Dentro e fora do ecrã, Aja Naomi King tem-se confirmado como uma excelente aprendiz ao seguir os passos da sua mestre, Viola Davis. A série até pode ser toda centrada em Annalise, e Viola até pode ser a grande fonte para mantermos o interesse na história, contudo, nesta última season, quem reinou foi Michaela. Por mais que fosse desnecessário introduzir agora o pai da aspirante a advogada, este foi um ótimo pretexto para percebermos que Aja Naomi tem fôlego suficiente para aguentar as cenas sozinha. A evolução de Michaela já se notava desde a morte de Wes, mas agora foi o auge da personagem, e um bom reencontro com as suas ambições iniciais. Finalmente voltamos a ver a Michaela que não deve nem teme. A Michaela que vai até ao fundo para alcançar os seus objetivos e que tem um foco bem definido sobre aquilo que ela vê como o seu destino. A química com Asher foi uma das maiores descobertas da série e, apesar de não ter seguido o caminho que devia, ofereceu-nos cenas ótimas que nos deixam a desejar uma produção com Aja Naomi King a solo. Por outro lado, Connor, que durante a luta de Annalise com a Suprema Corte foi um destaque positivo, voltou a perder-se no enredo, sem um lugar definido e voltando ao seu papel de pingue-pongue entre a culpa e o medo. Foi tão relegado para segundo plano que a relação que tanto apoiámos com Oliver tornou-se em algo completamente banal e secundário. Valeu-lhe o final, talvez o mais surpreendente de todos, para nos deixar memória do personagem que no início era um dos que mais pano tinha para mangas. Connor tocou num assunto importantíssimo nesta fase: A ansiedade, e as consequências que podem causar no nosso corpo. Um bom ponto que se perdeu na aceleração dos últimos capítulos e que vale a pena mencionar, mas que, também, teria valido a pena explorar com a devida atenção.
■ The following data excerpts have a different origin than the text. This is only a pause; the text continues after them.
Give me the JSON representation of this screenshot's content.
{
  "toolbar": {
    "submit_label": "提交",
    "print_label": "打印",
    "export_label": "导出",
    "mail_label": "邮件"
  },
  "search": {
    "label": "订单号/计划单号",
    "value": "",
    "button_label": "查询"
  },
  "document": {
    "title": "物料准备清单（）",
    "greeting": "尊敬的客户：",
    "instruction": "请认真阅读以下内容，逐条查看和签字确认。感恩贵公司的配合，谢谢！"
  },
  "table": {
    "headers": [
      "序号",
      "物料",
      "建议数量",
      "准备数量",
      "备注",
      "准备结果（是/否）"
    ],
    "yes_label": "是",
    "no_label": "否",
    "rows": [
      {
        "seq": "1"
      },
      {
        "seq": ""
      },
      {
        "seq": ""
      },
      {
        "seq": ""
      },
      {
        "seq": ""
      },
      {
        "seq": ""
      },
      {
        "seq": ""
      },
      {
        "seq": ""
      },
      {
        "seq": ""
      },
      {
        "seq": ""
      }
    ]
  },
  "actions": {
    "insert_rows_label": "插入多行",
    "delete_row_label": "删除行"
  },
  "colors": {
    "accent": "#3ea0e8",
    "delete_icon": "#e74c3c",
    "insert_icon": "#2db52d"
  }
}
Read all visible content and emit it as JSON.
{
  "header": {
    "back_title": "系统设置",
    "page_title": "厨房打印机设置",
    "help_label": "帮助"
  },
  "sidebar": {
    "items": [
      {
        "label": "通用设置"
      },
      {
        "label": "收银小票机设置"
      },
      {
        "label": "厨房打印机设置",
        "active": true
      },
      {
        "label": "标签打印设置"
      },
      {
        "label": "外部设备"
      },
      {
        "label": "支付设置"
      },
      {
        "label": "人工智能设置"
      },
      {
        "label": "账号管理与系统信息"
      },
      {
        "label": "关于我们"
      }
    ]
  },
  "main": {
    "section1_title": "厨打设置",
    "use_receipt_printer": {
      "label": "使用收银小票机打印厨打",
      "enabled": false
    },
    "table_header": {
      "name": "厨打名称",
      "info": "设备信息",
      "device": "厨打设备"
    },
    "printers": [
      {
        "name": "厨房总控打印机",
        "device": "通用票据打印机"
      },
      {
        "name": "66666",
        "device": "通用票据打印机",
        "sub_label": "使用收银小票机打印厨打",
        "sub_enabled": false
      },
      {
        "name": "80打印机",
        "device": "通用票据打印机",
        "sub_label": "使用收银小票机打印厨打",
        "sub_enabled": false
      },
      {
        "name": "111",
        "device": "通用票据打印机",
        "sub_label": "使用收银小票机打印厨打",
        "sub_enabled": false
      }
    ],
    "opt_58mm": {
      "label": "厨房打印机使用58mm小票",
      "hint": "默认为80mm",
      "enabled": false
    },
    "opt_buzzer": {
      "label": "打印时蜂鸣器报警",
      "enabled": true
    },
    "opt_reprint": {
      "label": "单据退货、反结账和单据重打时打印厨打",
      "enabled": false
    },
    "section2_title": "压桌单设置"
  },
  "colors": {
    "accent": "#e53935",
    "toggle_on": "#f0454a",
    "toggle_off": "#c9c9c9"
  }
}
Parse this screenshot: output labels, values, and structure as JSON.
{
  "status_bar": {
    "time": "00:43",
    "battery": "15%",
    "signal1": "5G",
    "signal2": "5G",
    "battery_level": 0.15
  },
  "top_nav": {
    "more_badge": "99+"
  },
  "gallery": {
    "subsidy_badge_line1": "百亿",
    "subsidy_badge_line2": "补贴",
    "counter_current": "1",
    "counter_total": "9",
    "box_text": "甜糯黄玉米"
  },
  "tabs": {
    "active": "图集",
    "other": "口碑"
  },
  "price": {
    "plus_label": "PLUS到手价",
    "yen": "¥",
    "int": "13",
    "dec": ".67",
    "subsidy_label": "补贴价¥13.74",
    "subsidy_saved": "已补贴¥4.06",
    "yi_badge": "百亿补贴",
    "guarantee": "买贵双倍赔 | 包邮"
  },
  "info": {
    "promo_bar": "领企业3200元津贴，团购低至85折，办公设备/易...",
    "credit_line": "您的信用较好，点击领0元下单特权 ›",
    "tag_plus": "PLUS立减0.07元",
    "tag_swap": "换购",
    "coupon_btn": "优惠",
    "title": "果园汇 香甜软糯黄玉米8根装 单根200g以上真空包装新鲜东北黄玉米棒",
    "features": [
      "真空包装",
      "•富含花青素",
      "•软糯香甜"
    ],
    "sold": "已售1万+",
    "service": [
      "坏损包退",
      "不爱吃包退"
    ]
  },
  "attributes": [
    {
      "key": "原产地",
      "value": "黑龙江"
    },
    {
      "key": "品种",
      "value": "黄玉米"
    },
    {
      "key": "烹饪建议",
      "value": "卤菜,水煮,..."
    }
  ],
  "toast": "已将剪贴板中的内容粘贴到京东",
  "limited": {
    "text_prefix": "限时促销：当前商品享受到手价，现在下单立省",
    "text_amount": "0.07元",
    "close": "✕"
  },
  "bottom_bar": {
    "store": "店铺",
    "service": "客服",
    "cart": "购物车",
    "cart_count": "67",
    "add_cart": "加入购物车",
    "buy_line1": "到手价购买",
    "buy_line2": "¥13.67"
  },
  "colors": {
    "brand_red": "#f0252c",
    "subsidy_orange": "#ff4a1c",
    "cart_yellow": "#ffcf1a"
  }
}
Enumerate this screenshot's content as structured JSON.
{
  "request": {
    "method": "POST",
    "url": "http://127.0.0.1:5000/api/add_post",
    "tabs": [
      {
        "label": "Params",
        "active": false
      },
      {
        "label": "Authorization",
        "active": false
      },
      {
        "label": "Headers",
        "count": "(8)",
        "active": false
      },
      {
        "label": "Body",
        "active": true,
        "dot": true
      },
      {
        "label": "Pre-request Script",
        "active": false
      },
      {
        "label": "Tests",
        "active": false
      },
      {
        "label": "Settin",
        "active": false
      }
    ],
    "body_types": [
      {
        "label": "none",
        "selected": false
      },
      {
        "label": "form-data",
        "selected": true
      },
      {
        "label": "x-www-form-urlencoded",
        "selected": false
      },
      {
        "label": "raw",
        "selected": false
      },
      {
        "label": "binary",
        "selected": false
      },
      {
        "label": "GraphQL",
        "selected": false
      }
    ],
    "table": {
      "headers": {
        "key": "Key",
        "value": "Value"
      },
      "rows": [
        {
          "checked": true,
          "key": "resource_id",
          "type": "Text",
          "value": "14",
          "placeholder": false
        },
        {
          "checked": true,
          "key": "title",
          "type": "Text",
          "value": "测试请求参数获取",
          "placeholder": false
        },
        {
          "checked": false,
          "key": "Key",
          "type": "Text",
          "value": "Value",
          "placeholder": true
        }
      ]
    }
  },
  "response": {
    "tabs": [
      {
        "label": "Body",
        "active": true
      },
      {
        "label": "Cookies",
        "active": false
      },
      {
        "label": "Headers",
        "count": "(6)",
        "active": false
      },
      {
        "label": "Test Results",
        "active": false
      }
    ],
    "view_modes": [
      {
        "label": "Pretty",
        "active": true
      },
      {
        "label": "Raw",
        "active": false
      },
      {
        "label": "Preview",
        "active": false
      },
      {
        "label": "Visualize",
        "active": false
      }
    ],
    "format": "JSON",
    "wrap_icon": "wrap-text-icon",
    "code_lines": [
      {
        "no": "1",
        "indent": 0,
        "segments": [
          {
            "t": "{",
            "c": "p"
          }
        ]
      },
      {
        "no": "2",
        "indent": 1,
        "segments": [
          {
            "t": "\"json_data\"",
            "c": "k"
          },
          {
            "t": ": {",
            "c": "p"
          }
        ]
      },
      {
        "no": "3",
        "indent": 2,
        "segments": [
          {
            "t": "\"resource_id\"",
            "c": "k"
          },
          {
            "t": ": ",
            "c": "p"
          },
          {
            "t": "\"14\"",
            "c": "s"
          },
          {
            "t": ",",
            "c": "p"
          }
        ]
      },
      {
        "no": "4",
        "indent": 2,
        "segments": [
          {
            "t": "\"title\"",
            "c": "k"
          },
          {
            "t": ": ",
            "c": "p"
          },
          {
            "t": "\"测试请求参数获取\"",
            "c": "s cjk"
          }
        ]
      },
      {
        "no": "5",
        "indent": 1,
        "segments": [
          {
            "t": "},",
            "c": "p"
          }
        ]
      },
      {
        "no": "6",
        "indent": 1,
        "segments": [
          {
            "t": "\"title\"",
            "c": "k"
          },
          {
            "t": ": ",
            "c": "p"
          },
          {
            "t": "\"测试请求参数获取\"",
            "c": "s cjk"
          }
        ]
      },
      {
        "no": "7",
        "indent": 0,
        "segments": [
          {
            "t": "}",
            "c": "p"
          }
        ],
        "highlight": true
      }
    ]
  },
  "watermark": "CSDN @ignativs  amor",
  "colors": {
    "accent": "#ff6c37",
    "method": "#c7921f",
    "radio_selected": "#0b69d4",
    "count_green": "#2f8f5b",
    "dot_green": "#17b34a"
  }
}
No resultado final, o encerramento ofereceu-nos tudo aquilo que esperávamos. Deu-nos plot twists, que se adequam ao estado atual da narrativa, que está numa fase em que é mais uma telenovela que uma série, e fez jus ao título, com os anti-heróis a safarem-se dos crimes que cometeram. Tudo isto estaria ótimo, se não sentíssemos, até ao último capítulo, que estamos a correr em contrarrelógio num ritmo muito estranho e que em nada dignifica o caminho que How To Get Away With Murder fez até chegar aqui. Não entrega algo completamente sem nexo que nos deixe dúvidas, mas parece pouco para um argumento que nos obrigou a pensar dezenas de vezes com milhares de equações diferentes, durante várias temporadas. É mais uma produção que entra para a lista de séries que nos conquistam com um início bombástico, mas que terminam com mais pontos negativos que positivos. Um potencial deitado por terra que, apesar de tudo isto, não invalida que esta seja uma boa sugestão na hora de aconselharmos um novo show, até porque Connor, Annalise, Michaela, Wes, Laurel, Asher, Oliver e companhia, merecem a justiça de serem vistos!